In the sample CO trace, this is LdapGroup(6645):no-param:hidden-value. LdapGroup is the string for the LDAP Group condition. The policy specified [Current], so no parameters were specified. The groups that the user belongs to are considered sensitive data, so the log file displays hidden-value for the names of the groups.

<Operator>

The display name of the comparison operator.
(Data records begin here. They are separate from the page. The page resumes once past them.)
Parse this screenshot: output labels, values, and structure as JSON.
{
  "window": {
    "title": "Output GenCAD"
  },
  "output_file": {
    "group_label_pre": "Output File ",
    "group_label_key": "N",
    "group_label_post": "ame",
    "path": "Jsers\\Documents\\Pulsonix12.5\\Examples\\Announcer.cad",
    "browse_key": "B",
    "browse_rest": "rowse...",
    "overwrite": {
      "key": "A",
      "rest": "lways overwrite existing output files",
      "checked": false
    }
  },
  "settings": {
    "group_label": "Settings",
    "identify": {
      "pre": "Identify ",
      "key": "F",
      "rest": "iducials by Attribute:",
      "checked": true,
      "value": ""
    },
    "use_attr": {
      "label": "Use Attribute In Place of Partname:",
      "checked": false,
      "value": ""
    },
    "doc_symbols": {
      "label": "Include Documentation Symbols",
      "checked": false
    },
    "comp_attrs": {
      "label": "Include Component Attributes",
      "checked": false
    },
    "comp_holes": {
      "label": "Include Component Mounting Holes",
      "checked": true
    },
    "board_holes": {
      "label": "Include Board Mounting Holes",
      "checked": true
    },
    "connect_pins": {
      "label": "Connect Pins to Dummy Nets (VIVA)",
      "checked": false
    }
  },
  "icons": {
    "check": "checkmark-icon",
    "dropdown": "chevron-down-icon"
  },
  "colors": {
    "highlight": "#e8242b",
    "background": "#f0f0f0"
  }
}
In the sample CO trace, this is ldap-group-is-member-of. In the policy, this is displayed as LDAP Group: Is Member of.

<RHSOperand>

The enumerative value and parameter list of the right operand. It is the second value specified for the comparison and has the same format as the <LHSOperand>.

In the sample CO trace, this is SelectedLdapGroup(66455):hidden-param:hidden-value. The actual policy specifies LDAP Group as the parameter, and the value is the DN of the group.

<NOT>

The string NOT if the result was negated prior to reporting; otherwise the field has no value. This is the If Not option when creating a condition.

In the sample CO trace, this condition result was not negated, therefore the field is represented by a tilde.

<Result>

A string followed by a number that specifies the result of the comparison. See Policy Result Values.

In the sample CO trace, this is True (69), indicating that the condition evaluated to True—the user is a member of the specified LDAP group.

<ResultOnError>

A string describing the error that occurred. This is an optional field that only appears when the condition evaluation results in an error.

The sample CO trace did not result in an error, so it has no string.